What Are Python Generators?
A generator is a special type of function that yields values one at a time, pausing its state between yields. Unlike a regular function that builds a full list and returns it, a generator produces items lazily — on demand.
Here's the simplest generator:
def count_up_to(n):
count = 1
while count <= n:
yield count
count += 1
for num in count_up_to(5):
print(num) # 1, 2, 3, 4, 5
The keyword yield is the magic. When Python encounters yield, it saves the function's entire local state — including variable bindings, the instruction pointer, and the call stack — and returns the value to the caller. On the next call via next(), execution resumes right after the yield statement, with all state restored.
This state-suspension mechanism is what makes generators fundamentally different from regular functions. A normal function creates a new stack frame every time you call it. A generator keeps its frame alive between calls.
Generators vs Lists: The Memory Difference
Let's compare a list-based approach with a generator-based one:
| Aspect | List | Generator |
|---|---|---|
| Memory usage | Grows with data size | Constant (fixed) |
| Speed for single iteration | Fast | Fast |
| Can be indexed | Yes (list[5]) |
No |
| Reusable | Yes (multiple iterations) | No (exhausted after one pass) |
| Creation syntax | [x for x in range(10)] |
(x for x in range(10)) |
Consider this real-world example — reading a large file:
# List-based — loads everything into memory
def read_lines_list(filepath):
with open(filepath, 'r') as f:
return f.readlines()
# Generator-based — streams one line at a time
def read_lines_generator(filepath):
with open(filepath, 'r') as f:
for line in f:
yield line.strip()
For a 500MB log file, the list version uses ~500MB of RAM. The generator version uses a few kilobytes, regardless of file size.
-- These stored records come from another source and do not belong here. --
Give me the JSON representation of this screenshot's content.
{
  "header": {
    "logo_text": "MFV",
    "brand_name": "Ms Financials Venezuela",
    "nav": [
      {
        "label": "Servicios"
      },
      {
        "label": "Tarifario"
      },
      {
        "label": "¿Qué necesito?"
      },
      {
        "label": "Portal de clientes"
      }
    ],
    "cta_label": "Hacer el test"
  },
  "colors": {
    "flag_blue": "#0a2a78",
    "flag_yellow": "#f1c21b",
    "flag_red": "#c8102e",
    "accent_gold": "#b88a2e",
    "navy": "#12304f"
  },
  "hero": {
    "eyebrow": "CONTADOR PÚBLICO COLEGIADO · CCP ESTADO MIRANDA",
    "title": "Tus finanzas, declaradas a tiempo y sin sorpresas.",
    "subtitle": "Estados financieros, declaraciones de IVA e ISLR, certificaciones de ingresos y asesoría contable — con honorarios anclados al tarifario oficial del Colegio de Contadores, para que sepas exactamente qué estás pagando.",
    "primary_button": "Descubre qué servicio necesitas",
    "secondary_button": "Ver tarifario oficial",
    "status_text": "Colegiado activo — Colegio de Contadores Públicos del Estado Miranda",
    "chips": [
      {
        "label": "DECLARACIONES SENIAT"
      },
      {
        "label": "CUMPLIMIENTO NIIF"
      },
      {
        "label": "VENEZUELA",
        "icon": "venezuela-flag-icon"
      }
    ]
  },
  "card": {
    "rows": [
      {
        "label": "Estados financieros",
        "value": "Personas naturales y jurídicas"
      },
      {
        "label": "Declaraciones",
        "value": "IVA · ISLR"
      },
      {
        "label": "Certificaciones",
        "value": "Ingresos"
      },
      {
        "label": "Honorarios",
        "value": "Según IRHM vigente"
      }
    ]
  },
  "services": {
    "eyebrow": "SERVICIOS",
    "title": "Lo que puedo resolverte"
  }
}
When you're running on a production server with limited memory, this difference can mean the difference between a healthy application and an OOM crash.
Generator Expressions
Generator expressions are the lazy sibling of list comprehensions. Instead of square brackets, use parentheses:
# List comprehension — builds entire list in memory
squares_list = [x**2 for x in range(1000000)]
# Generator expression — lazy evaluation
squares_gen = (x**2 for x in range(1000000))
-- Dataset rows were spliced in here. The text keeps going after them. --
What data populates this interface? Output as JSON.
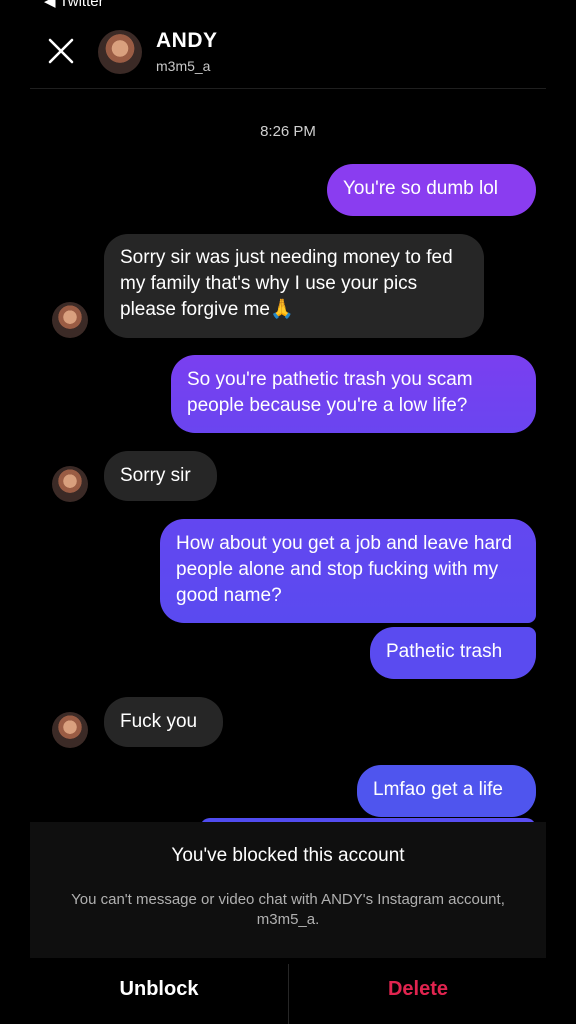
{
  "status_bar": {
    "back_label": "◀ Twitter"
  },
  "header": {
    "name": "ANDY",
    "username": "m3m5_a"
  },
  "timestamp": "8:26 PM",
  "messages": [
    {
      "side": "sent",
      "text": "You're so dumb lol"
    },
    {
      "side": "received",
      "text": "Sorry sir was just needing money to fed my family that's why I use your pics please forgive me🙏"
    },
    {
      "side": "sent",
      "text": "So you're pathetic trash you scam people because you're a low life?"
    },
    {
      "side": "received",
      "text": "Sorry sir"
    },
    {
      "side": "sent",
      "text": "How about you get a job and leave hard people alone and stop fucking with my good name?"
    },
    {
      "side": "sent",
      "text": "Pathetic trash"
    },
    {
      "side": "received",
      "text": "Fuck you"
    },
    {
      "side": "sent",
      "text": "Lmfao get a life"
    }
  ],
  "blocked": {
    "title": "You've blocked this account",
    "description": "You can't message or video chat with ANDY's Instagram account, m3m5_a."
  },
  "actions": {
    "unblock_label": "Unblock",
    "delete_label": "Delete"
  },
  "colors": {
    "sent_gradient_top": "#8a3df0",
    "sent_gradient_bottom": "#4f55ee",
    "received_bubble": "#262626",
    "delete_red": "#e0244f"
  }
}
print(type(squares_list)) # <class 'list'>
print(type(squares_gen)) # <class 'generator'>
You can pass generator expressions directly to functions that accept iterables:
total = sum(x**2 for x in range(1000000)) # no intermediate list
all_evens = any(x % 2 == 0 for x in nums) # short-circuits early
The standard library functions sum(), any(), all(), min(), and max() all accept iterables, making them natural consumers of generator expressions. This pattern eliminates entire classes of memory-related bugs.
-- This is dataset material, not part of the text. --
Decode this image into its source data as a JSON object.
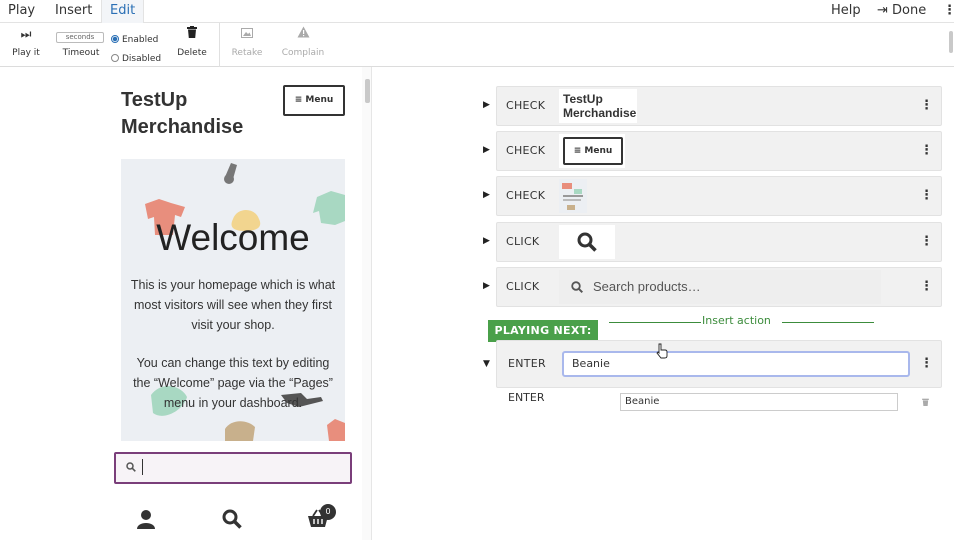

Building Data Pipelines with Generators
The real power of generators shines when you chain them into processing pipelines. Each stage transforms data and hands it to the next stage, with no intermediate storage.
def read_sales(filepath):
with open(filepath, 'r') as f:
for line in f:
yield line.strip().split(',')
def filter_international(rows):
for row in rows:
if row[2] != 'US':
yield row
def calculate_totals(rows):
for row in rows:
quantity, price = int(row[3]), float(row[4])
yield {**dict(zip(['name', 'country', 'qty', 'price'], row)),
'total': quantity * price}
# Pipeline — memory constant at every stage
pipeline = calculate_totals(filter_international(read_sales('sales.csv')))
for record in pipeline:
print(f"{record['name']}: ${record['total']:.2f}")
Each function is a standalone generator. You can test them individually, reuse them in different pipelines, and the whole chain never holds more than one row at a time. This composability is why generators are the backbone of Python's itertools module and many data processing frameworks.
Infinite Generators
Generators can represent infinite sequences — something impossible with lists:
def fibonacci():
a, b = 0, 1
while True:
yield a
a, b = b, a + b
fib = fibonacci()
first_10 = [next(fib) for _ in range(10)]
# [0, 1, 1, 2, 3, 5, 8, 13, 21, 34]
Common use cases for infinite generators:
- Retry with backoff: yield increasing wait times between API retries
- Rate limiting: yield tokens from a leaky bucket algorithm
- ID generation: yield unique sequential identifiers across microservices
- Streaming data: yield from a WebSocket or Kafka consumer
The consumer controls how many values to pull, making infinite generators safe when consumed correctly.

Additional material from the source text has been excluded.